Sofía del Pedregal. Lo abierto. Espacio Andrea Brunson, junio de 2019
Megumi Andrade Kobayashi
«Oh, este es Richard Tuttle… él está interesado en la impermanencia en el arte», comentó irónicamente un crítico al encontrarse con una serie de papeles octogonales adheridos a las paredes de un museo en Dallas. «¡¿Qué es más permanente que lo invisible?!» le respondió, ofuscada, la galerista norteamericana Betty Parsons. Para Richard Tuttle, en toda expresión artística debe existir una consideración de su contraparte; en el caso de la pintura y la escultura, algo que dé cuenta de la presencia de lo invisible, lo opuesto a la experiencia visual.
Las pinturas que componen Lo abierto de Sofía del Pedregal siguen de cerca el procedimiento de la variación, a la manera en que Raymond Queneau realizó, en 1947, sus Ejercicios de estilo. Como en el libro del escritor oulipiano, las pinturas de Sofía giran en torno a una primera composición que oficia de base o pilar, de la cual proliferan múltiples versiones, una secuencia potencialmente infinita. El punto de partida: un paisaje costero en cuya arena reposan fragmentos que, con la languidez de un veraneante, no se animan a revelar qué son ni de qué están hechos. Si bien estos pedacitos de algo conviven con elementos plenamente reconocibles -mar, cielo, rocas y plantas-, al escabullirse su referente, la imaginación, de pronto, se sacude; reclama un lugar y abre la puerta a la elucubración. A partir de este primer motivo, se despliegan una serie de traducciones, algunas más sutiles que otras. En las pinturas sobre cartón tamaño postal, por ejemplo, fragmentos, rocas y plantas desaparecen, y la ausencia de olas revela un mar que apenas se anima a apoyar sus bordes en tierra firme. El horizonte y su infinitud adquieren protagonismo, aludiendo a uno de los posibles sentidos de lo abierto.
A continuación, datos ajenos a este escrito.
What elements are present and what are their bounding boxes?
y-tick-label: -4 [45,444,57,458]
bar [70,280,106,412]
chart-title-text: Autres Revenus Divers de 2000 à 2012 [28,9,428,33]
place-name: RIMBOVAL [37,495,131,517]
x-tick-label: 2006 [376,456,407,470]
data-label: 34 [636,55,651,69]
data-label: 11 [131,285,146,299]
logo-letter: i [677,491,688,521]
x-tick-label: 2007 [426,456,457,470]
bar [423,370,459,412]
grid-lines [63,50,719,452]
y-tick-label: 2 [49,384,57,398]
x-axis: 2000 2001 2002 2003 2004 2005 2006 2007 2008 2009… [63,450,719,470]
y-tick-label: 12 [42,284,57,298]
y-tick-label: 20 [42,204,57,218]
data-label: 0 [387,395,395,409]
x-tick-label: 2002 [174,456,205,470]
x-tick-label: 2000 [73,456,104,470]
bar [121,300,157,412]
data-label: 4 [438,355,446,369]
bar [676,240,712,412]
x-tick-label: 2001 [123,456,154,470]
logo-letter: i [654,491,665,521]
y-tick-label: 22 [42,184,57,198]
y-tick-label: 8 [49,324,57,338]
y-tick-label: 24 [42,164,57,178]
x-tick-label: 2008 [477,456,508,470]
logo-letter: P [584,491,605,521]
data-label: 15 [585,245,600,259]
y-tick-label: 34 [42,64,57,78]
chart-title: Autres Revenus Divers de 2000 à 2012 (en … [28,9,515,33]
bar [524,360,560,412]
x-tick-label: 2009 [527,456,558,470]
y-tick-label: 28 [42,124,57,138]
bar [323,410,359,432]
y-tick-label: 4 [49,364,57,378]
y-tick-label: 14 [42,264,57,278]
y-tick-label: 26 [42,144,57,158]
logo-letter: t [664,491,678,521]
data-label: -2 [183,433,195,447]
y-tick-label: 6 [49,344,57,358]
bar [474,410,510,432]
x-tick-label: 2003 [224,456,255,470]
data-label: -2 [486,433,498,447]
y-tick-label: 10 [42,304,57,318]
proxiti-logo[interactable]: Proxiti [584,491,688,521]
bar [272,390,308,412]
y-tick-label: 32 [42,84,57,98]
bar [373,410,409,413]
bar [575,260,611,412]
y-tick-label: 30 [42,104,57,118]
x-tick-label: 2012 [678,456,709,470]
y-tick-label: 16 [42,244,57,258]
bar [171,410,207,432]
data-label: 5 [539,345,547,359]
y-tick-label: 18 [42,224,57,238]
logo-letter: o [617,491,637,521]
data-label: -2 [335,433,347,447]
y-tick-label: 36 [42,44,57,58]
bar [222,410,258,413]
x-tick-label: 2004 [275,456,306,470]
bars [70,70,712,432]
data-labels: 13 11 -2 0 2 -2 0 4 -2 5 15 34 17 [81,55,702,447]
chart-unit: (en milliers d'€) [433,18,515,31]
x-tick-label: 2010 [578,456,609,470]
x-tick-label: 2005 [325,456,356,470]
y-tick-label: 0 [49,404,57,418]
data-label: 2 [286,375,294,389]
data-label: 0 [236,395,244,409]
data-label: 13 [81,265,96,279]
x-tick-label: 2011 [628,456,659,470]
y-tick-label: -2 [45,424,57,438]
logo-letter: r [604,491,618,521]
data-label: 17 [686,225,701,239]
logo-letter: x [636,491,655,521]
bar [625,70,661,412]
En la pintura sobre tela, que resalta por su gran formato, las modulaciones son leves pero desorientadoras; sombras sobre la arena delatan volúmenes (formas más constituidas), a la vez que atraen indicialmente al sol, uno de los grandes ausentes de estas imágenes. En otro conjunto, el ejercicio de sustracción ocurre en sentido inverso: retirado el paisaje, lo que quedan son manchas y figuras suspendidas sobre el silencio del papel. A partir de este ejercicio de desasimiento, se podría pensar que las pinturas transitan en torno a un vacío que, a la vez, se encargan de componer. Se trata, eso sí, de una composición inestable, impermanente como la arena de un karesansui (jardín seco japonés), o los papeles octogonales de Richard Tuttle.
En Ejercicios de estilo, más que el relato inicial -que, por lo demás, cuenta una anécdota totalmente nimia- lo central es la variación, la deriva que ocurre al pasar las páginas del libro, las relaciones que de pronto afloran entre estilo y estilo. Algo similar ocurre con las pinturas de Lo abierto. En lugar de una imagen que da pie a una deriva, lo fundamental del conjunto se ubica en las modulaciones generadas entre cada imagen, en los espacios que, a pesar de las tonalidades que establecen cierta familiaridad, terminan por desorientar. ¿Cuál primera? ¿Qué lugar? ¿Qué? La pintura y su contraparte, lo visible y lo invisible.